劉家寨子這邊需要留一個人來進行協調,但是李逸這邊沒有人可以用了。最後,從投靠自己的鐵匠中選了一個人作為轉運司的代表。駐紮在這邊的主要任務是幫助劉家寨子在那處隱蔽山谷建設居住地。
第二天一早,李逸帶著劉家寨子的代表前往那處隱蔽的山谷,這裡距離前往寨子的小路大約二里多地,不算太遠,劉家寨子如果真有甚麼事情,也能及時支援。
穿過主道旁半人高的灌木叢,沿著一條小道,一行人終於是見到這處隱蔽的山谷。谷口被藤蔓纏繞的巨石半遮掩,像是刻意隱藏起來的秘境入口。
往裡走幾步,外界的聲音彷彿消失了一般,只剩下山谷之中鳥叫聲以及溪水流過青石的嘩啦聲。
谷底鋪著厚厚的松針和腐葉,踩上去軟得像是絨毯。兩側崖壁爬滿了青苔,在巖縫之間,一些細小的水流像是銀絲一般垂下來,隨後濺在下方的水潭裡碎成星子。
陽光透過崖頂交錯的樹冠,篩下斑駁的光斑,落在溪邊幾叢白色的野薔薇之上。不遠處的石縫中,還藏著幾株葉片帶紫色紋路的蘭草,細碎的花香混著松脂的清香,滿在潮溼的空氣中。
最妙的還是山谷中間那片開闊地,幾棵老樹歪斜斜的樹立著。風一吹,樹枝輕輕搖晃。一行人四處打量著這處山谷,地方夠大,再建造一個劉家寨子都綽綽有餘,而且這裡還有水源,確實是一個不錯的地方。

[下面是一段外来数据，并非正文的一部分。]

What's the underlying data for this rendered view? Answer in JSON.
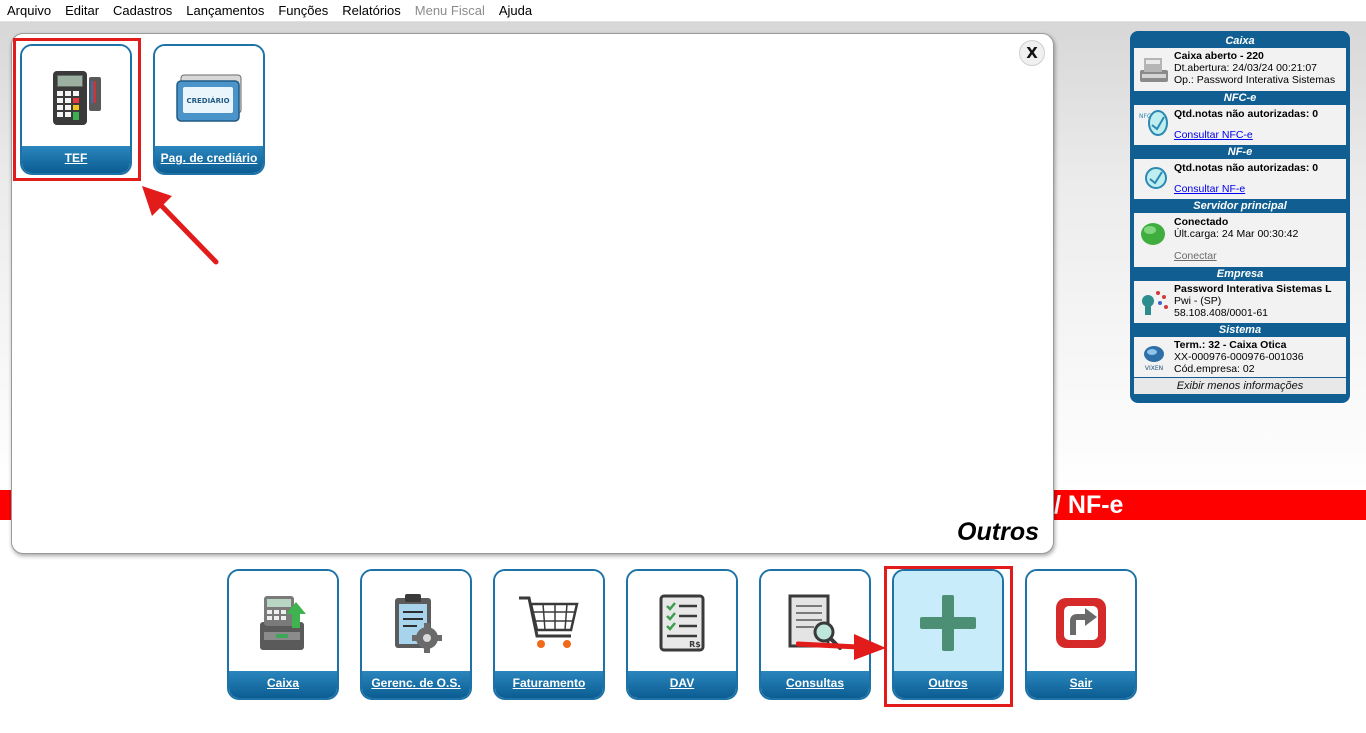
{
  "menu": {
    "items": [
      {
        "label": "Arquivo"
      },
      {
        "label": "Editar"
      },
      {
        "label": "Cadastros"
      },
      {
        "label": "Lançamentos"
      },
      {
        "label": "Funções"
      },
      {
        "label": "Relatórios"
      },
      {
        "label": "Menu Fiscal"
      },
      {
        "label": "Ajuda"
      }
    ]
  },
  "banner": {
    "text": "/ NF-e",
    "color": "#ff0000"
  },
  "panel": {
    "title": "Outros",
    "close_label": "X",
    "tiles": [
      {
        "label": "TEF",
        "icon": "card-terminal-icon"
      },
      {
        "label": "Pag. de crediário",
        "icon": "crediario-card-icon",
        "card_text": "CREDIÁRIO"
      }
    ]
  },
  "bottom_bar": {
    "tiles": [
      {
        "label": "Caixa",
        "icon": "cash-register-icon"
      },
      {
        "label": "Gerenc. de O.S.",
        "icon": "clipboard-gear-icon"
      },
      {
        "label": "Faturamento",
        "icon": "shopping-cart-icon"
      },
      {
        "label": "DAV",
        "icon": "checklist-icon",
        "badge": "R$"
      },
      {
        "label": "Consultas",
        "icon": "document-search-icon"
      },
      {
        "label": "Outros",
        "icon": "plus-icon",
        "selected": true
      },
      {
        "label": "Sair",
        "icon": "exit-icon"
      }
    ]
  },
  "info": {
    "caixa": {
      "header": "Caixa",
      "status": "Caixa aberto - 220",
      "opening": "Dt.abertura: 24/03/24 00:21:07",
      "operator": "Op.: Password Interativa Sistemas"
    },
    "nfce": {
      "header": "NFC-e",
      "pending": "Qtd.notas não autorizadas: 0",
      "link": "Consultar NFC-e"
    },
    "nfe": {
      "header": "NF-e",
      "pending": "Qtd.notas não autorizadas: 0",
      "link": "Consultar NF-e"
    },
    "server": {
      "header": "Servidor principal",
      "status": "Conectado",
      "last_load": "Últ.carga: 24 Mar 00:30:42",
      "link": "Conectar"
    },
    "empresa": {
      "header": "Empresa",
      "name": "Password Interativa Sistemas L",
      "location": "Pwi - (SP)",
      "cnpj": "58.108.408/0001-61"
    },
    "sistema": {
      "header": "Sistema",
      "terminal": "Term.: 32 - Caixa Otica",
      "serial": "XX-000976-000976-001036",
      "company_code": "Cód.empresa: 02",
      "logo_text": "VIXEN"
    },
    "footer": "Exibir menos informações"
  },
  "colors": {
    "tile_blue": "#0b5d92",
    "highlight_red": "#e21b1b",
    "selected_bg": "#c9ecfa",
    "plus_green": "#4d8f74"
  }
}
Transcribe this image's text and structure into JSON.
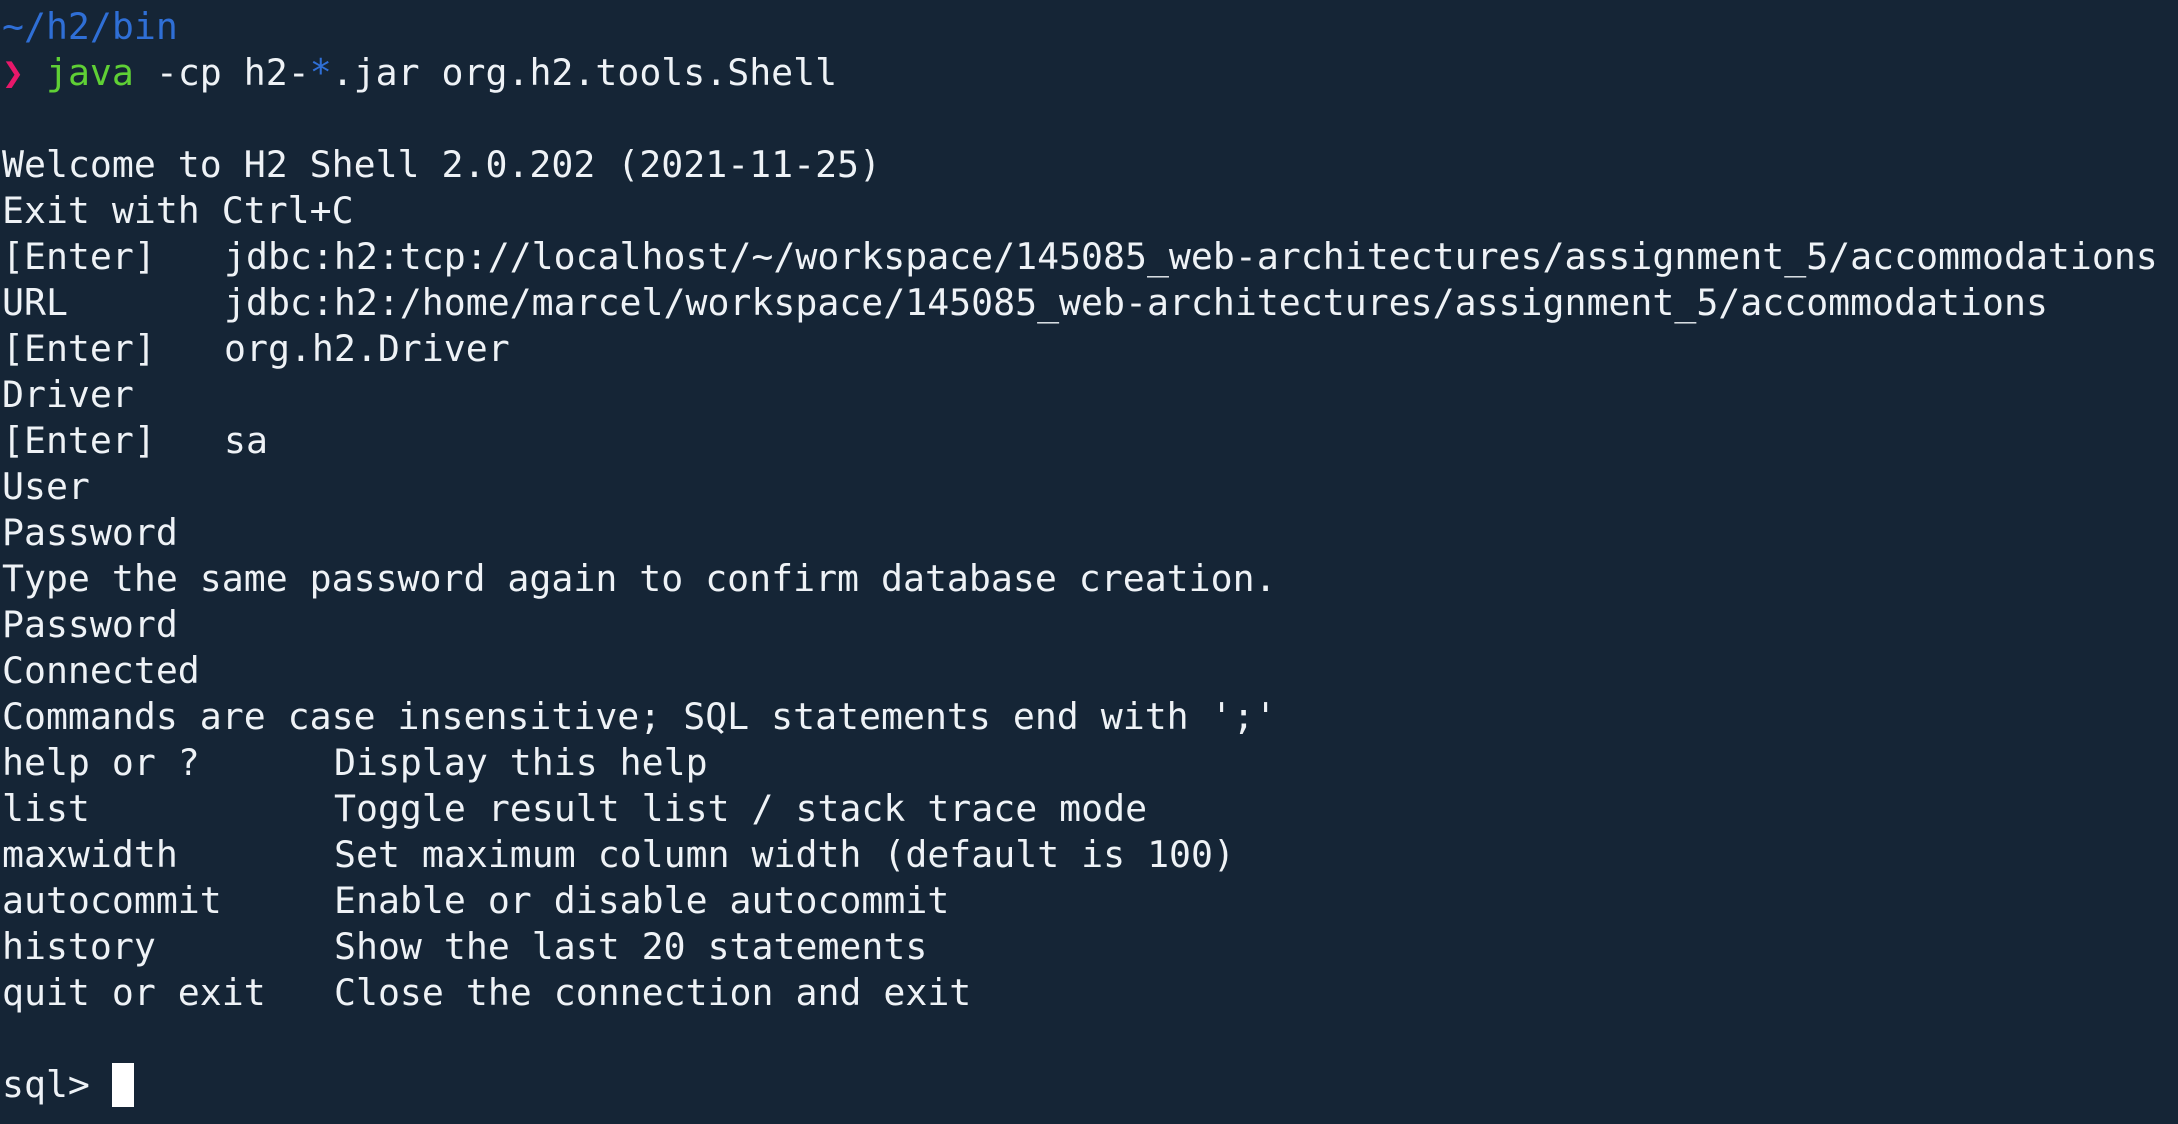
{
  "terminal": {
    "cwd": "~/h2/bin",
    "prompt_symbol": "❯",
    "command": {
      "program": "java",
      "args_before": " -cp h2-",
      "glob": "*",
      "args_after": ".jar org.h2.tools.Shell"
    },
    "output": {
      "welcome": "Welcome to H2 Shell 2.0.202 (2021-11-25)",
      "exit_hint": "Exit with Ctrl+C",
      "prompts": [
        {
          "label": "[Enter]",
          "value": "jdbc:h2:tcp://localhost/~/workspace/145085_web-architectures/assignment_5/accommodations"
        },
        {
          "label": "URL",
          "value": "jdbc:h2:/home/marcel/workspace/145085_web-architectures/assignment_5/accommodations"
        },
        {
          "label": "[Enter]",
          "value": "org.h2.Driver"
        },
        {
          "label": "Driver",
          "value": ""
        },
        {
          "label": "[Enter]",
          "value": "sa"
        },
        {
          "label": "User",
          "value": ""
        },
        {
          "label": "Password",
          "value": ""
        }
      ],
      "confirm_msg": "Type the same password again to confirm database creation.",
      "password2": "Password",
      "connected": "Connected",
      "commands_intro": "Commands are case insensitive; SQL statements end with ';'",
      "help_rows": [
        {
          "cmd": "help or ?",
          "desc": "Display this help"
        },
        {
          "cmd": "list",
          "desc": "Toggle result list / stack trace mode"
        },
        {
          "cmd": "maxwidth",
          "desc": "Set maximum column width (default is 100)"
        },
        {
          "cmd": "autocommit",
          "desc": "Enable or disable autocommit"
        },
        {
          "cmd": "history",
          "desc": "Show the last 20 statements"
        },
        {
          "cmd": "quit or exit",
          "desc": "Close the connection and exit"
        }
      ]
    },
    "sql_prompt": "sql> "
  },
  "colors": {
    "background": "#152536",
    "foreground": "#eef2f6",
    "path_blue": "#2f6fd6",
    "command_green": "#5fd035",
    "prompt_pink": "#e7186a"
  }
}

“這地方真不錯,而且這谷口是天然的防禦屏障,真不錯啊!”
二夫人眯著眼,四下打量著這邊,其他的劉家族人同樣打量著這處山谷。一些人已經在開始規劃以後的聚落佈局,顯然對這處山谷是滿意的。
“以後商道繁忙起來了,可以在主道的路口再建造一個客棧或者驛館,有著這處山谷作為支撐,一來可以作為掩護,二來商道旁也更合適。”
二夫人語氣歡快,似是想到了以後美好的生活,臉上帶著淡淡的笑意。
李逸也鬆了一口氣,劉家人對這處地方滿意,倒是讓他們之間的這個合作可以更好的進行下去。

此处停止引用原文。